- Promotional release poster
- Spanish: Pecados inconfesables
- Genre: Drama Thriller
- Written by: Leticia López Margalli; Guillermo Ríos;
- Directed by: Pablo Ambrosini; Felipe Aguilar Dulcé;
- Starring: Zuria Vega; Andrés Baida; Erik Hayser;
- Country of origin: Mexico
- Original language: Spanish
- No. of episodes: 18

Production
- Cinematography: Jeronimo Rodriguez-Garcia
- Camera setup: Multi-camera
- Running time: 34–45 min
- Production company: Mar Abierto Productions

Original release
- Network: Netflix
- Release: July 30, 2025

= Unspeakable Sins =

2025 Mexican thriller drama television series

Unspeakable Sins (Pecados inconfesables) is a 2025 Mexican thriller drama television series created by Leticia López Margalli and Guillermo Ríos. Produced under Mar Abierto Productions, it stars Zuria Vega, Andrés Baida and Erik Hayser. The series was premiered on Netflix on July 30, 2025.

== Plot ==
Helena, a woman trapped in an abusive marriage to powerful businessman Claudio, conspires with her lover and high-class escort, Iván, to entrap and blackmail her husband.

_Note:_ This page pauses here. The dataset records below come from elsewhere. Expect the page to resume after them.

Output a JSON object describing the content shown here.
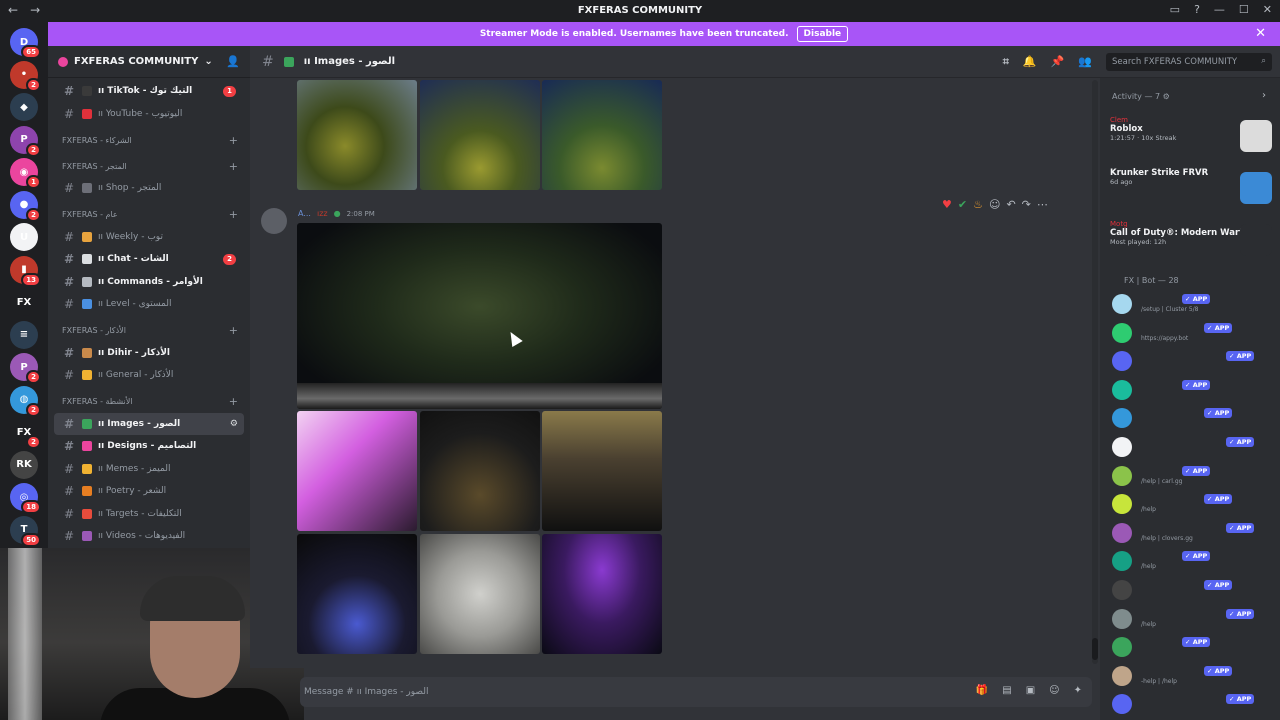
{
  "window": {
    "title": "FXFERAS COMMUNITY"
  },
  "banner": {
    "text": "Streamer Mode is enabled. Usernames have been truncated.",
    "disable_label": "Disable"
  },
  "server": {
    "name": "FXFERAS COMMUNITY"
  },
  "sidebar": {
    "items": [
      {
        "kind": "channel",
        "label": "ıı TikTok - التيك توك",
        "badge": "1",
        "bright": true,
        "emoji_color": "#3a3a3a"
      },
      {
        "kind": "channel",
        "label": "ıı YouTube - اليوتيوب",
        "badge": "",
        "bright": false,
        "emoji_color": "#e0313b"
      },
      {
        "kind": "category",
        "label": "FXFERAS - الشركاء"
      },
      {
        "kind": "category",
        "label": "FXFERAS - المتجر"
      },
      {
        "kind": "channel",
        "label": "ıı Shop - المتجر",
        "badge": "",
        "bright": false,
        "emoji_color": "#6d6f78"
      },
      {
        "kind": "category",
        "label": "FXFERAS - عام"
      },
      {
        "kind": "channel",
        "label": "ıı Weekly - توب",
        "badge": "",
        "bright": false,
        "emoji_color": "#e7a33e"
      },
      {
        "kind": "channel",
        "label": "ıı Chat - الشات",
        "badge": "2",
        "bright": true,
        "emoji_color": "#dbdee1"
      },
      {
        "kind": "channel",
        "label": "ıı Commands - الأوامر",
        "badge": "",
        "bright": true,
        "emoji_color": "#b5bac1"
      },
      {
        "kind": "channel",
        "label": "ıı Level - المستوى",
        "badge": "",
        "bright": false,
        "emoji_color": "#4a90e2"
      },
      {
        "kind": "category",
        "label": "FXFERAS - الأذكار"
      },
      {
        "kind": "channel",
        "label": "ıı Dihir - الأذكار",
        "badge": "",
        "bright": true,
        "emoji_color": "#c98a4b"
      },
      {
        "kind": "channel",
        "label": "ıı General - الأذكار",
        "badge": "",
        "bright": false,
        "emoji_color": "#f0b232"
      },
      {
        "kind": "category",
        "label": "FXFERAS - الأنشطة"
      },
      {
        "kind": "channel",
        "label": "ıı Images - الصور",
        "badge": "",
        "bright": true,
        "active": true,
        "emoji_color": "#3ba55c"
      },
      {
        "kind": "channel",
        "label": "ıı Designs - التصاميم",
        "badge": "",
        "bright": true,
        "emoji_color": "#eb459e"
      },
      {
        "kind": "channel",
        "label": "ıı Memes - الميمز",
        "badge": "",
        "bright": false,
        "emoji_color": "#f0b232"
      },
      {
        "kind": "channel",
        "label": "ıı Poetry - الشعر",
        "badge": "",
        "bright": false,
        "emoji_color": "#e67e22"
      },
      {
        "kind": "channel",
        "label": "ıı Targets - التكليفات",
        "badge": "",
        "bright": false,
        "emoji_color": "#e74c3c"
      },
      {
        "kind": "channel",
        "label": "ıı Videos - الفيديوهات",
        "badge": "",
        "bright": false,
        "emoji_color": "#9b59b6"
      }
    ]
  },
  "servers": [
    {
      "label": "D",
      "color": "#5865f2",
      "badge": "65"
    },
    {
      "label": "•",
      "color": "#c0392b",
      "badge": "2"
    },
    {
      "label": "◆",
      "color": "#2c3e50",
      "badge": ""
    },
    {
      "label": "P",
      "color": "#8e44ad",
      "badge": "2"
    },
    {
      "label": "◉",
      "color": "#eb459e",
      "badge": "1"
    },
    {
      "label": "●",
      "color": "#5865f2",
      "badge": "2"
    },
    {
      "label": "U",
      "color": "#f2f3f5",
      "badge": ""
    },
    {
      "label": "▮",
      "color": "#c0392b",
      "badge": "13"
    },
    {
      "label": "FX",
      "color": "#1e1f22",
      "badge": ""
    },
    {
      "label": "≡",
      "color": "#2c3e50",
      "badge": ""
    },
    {
      "label": "P",
      "color": "#9b59b6",
      "badge": "2"
    },
    {
      "label": "◍",
      "color": "#3498db",
      "badge": "2"
    },
    {
      "label": "FX",
      "color": "#1e1f22",
      "badge": "2"
    },
    {
      "label": "RK",
      "color": "#444",
      "badge": ""
    },
    {
      "label": "◎",
      "color": "#5865f2",
      "badge": "18"
    },
    {
      "label": "T",
      "color": "#2c3e50",
      "badge": "50"
    }
  ],
  "channel": {
    "title": "ıı Images - الصور"
  },
  "search": {
    "placeholder": "Search FXFERAS COMMUNITY"
  },
  "message": {
    "author": "A...",
    "tag": "ızz",
    "time": "2:08 PM"
  },
  "composer": {
    "placeholder": "Message # ıı Images - الصور"
  },
  "activity": {
    "header": "Activity — 7",
    "items": [
      {
        "user": "Clem",
        "game": "Roblox",
        "detail": "1:21:57 · 10x Streak",
        "thumb_color": "#dcdcdc"
      },
      {
        "user": "",
        "game": "Krunker Strike FRVR",
        "detail": "6d ago",
        "thumb_color": "#3b8ad6"
      },
      {
        "user": "Motg",
        "game": "Call of Duty®: Modern Warf...",
        "detail": "Most played: 12h",
        "thumb_color": "#2b2d31"
      }
    ]
  },
  "members": {
    "header": "FX | Bot — 28",
    "items": [
      {
        "status": "/setup | Cluster 5/8",
        "color": "#a6d8ef",
        "app": "✓ APP"
      },
      {
        "status": "https://appy.bot",
        "color": "#2ecc71",
        "app": "✓ APP"
      },
      {
        "status": "",
        "color": "#5865f2",
        "app": "✓ APP"
      },
      {
        "status": "",
        "color": "#1abc9c",
        "app": "✓ APP"
      },
      {
        "status": "",
        "color": "#3498db",
        "app": "✓ APP"
      },
      {
        "status": "",
        "color": "#f2f3f5",
        "app": "✓ APP"
      },
      {
        "status": "/help | carl.gg",
        "color": "#8bc34a",
        "app": "✓ APP"
      },
      {
        "status": "/help",
        "color": "#c7e53b",
        "app": "✓ APP"
      },
      {
        "status": "/help | clovers.gg",
        "color": "#9b59b6",
        "app": "✓ APP"
      },
      {
        "status": "/help",
        "color": "#16a085",
        "app": "✓ APP"
      },
      {
        "status": "",
        "color": "#444",
        "app": "✓ APP"
      },
      {
        "status": "/help",
        "color": "#7f8c8d",
        "app": "✓ APP"
      },
      {
        "status": "",
        "color": "#3ba55c",
        "app": "✓ APP"
      },
      {
        "status": "-help | /help",
        "color": "#bfa58a",
        "app": "✓ APP"
      },
      {
        "status": "",
        "color": "#5865f2",
        "app": "✓ APP"
      }
    ]
  },
  "colors": {
    "accent": "#a855f7",
    "blurple": "#5865f2",
    "danger": "#f23f43"
  }
}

When their plan spirals into a violent confrontation and Claudio goes missing, Helena must fight to survive.

== Cast ==
- Zuria Vega as Helena Rivas, alias Emma, Claudio's second wife
- Andrés Baida as Iván Diaz
- Erik Hayser as Claudio Martínez
- Manuel Masalva as Octavio Martínez
- Adriana Louvier as Fedra Baar
- Ana Sofía Gatica as Livia Martínez
- Mario Morán as Antonio Grajales
- Ivonne Montero as Detective Sofía Curiel
- Regina Pavón as Ximena Baar
- Armando Hernández as El Magic
- Eugenio Siller as Pablo Morales
- Raquel Martínez as Dora, trans lover of Rafael
- Roberto Quijanoas as Rafael Barrientos

== Production ==
=== Development ===
The series was officially commissioned by Netflix, with Pablo Ambrosini and Felipe Aguilar Dulcé serving as director and the script is penned by Leticia López Margalli and Guillermo Ríos, while Mar Abierto Productions managed the production.

=== Filming ===
The principal photography of the series concluded in 2024. The filming took place in and near Mexico City.

== Music ==

The soundtrack for Unspeakable Sins is sung by María Leon and Yahir.

Tracklisting
| No. | Title | Artist | Length |
|---|---|---|---|
| 1. | "Hoy Tengo Ganas De Ti" | María Leon, Yahir | 03:42 |
| Total length: |  |  | 03:42 |

== Release ==
The trailer of the series was released on July 1, 2025. The series was made available to stream exclusively on Netflix on July 30, 2025.

== Reception ==
Juan Pablo Russo from EscribiendoCine rated the series 5/10. The series was also reviewed by Mindies.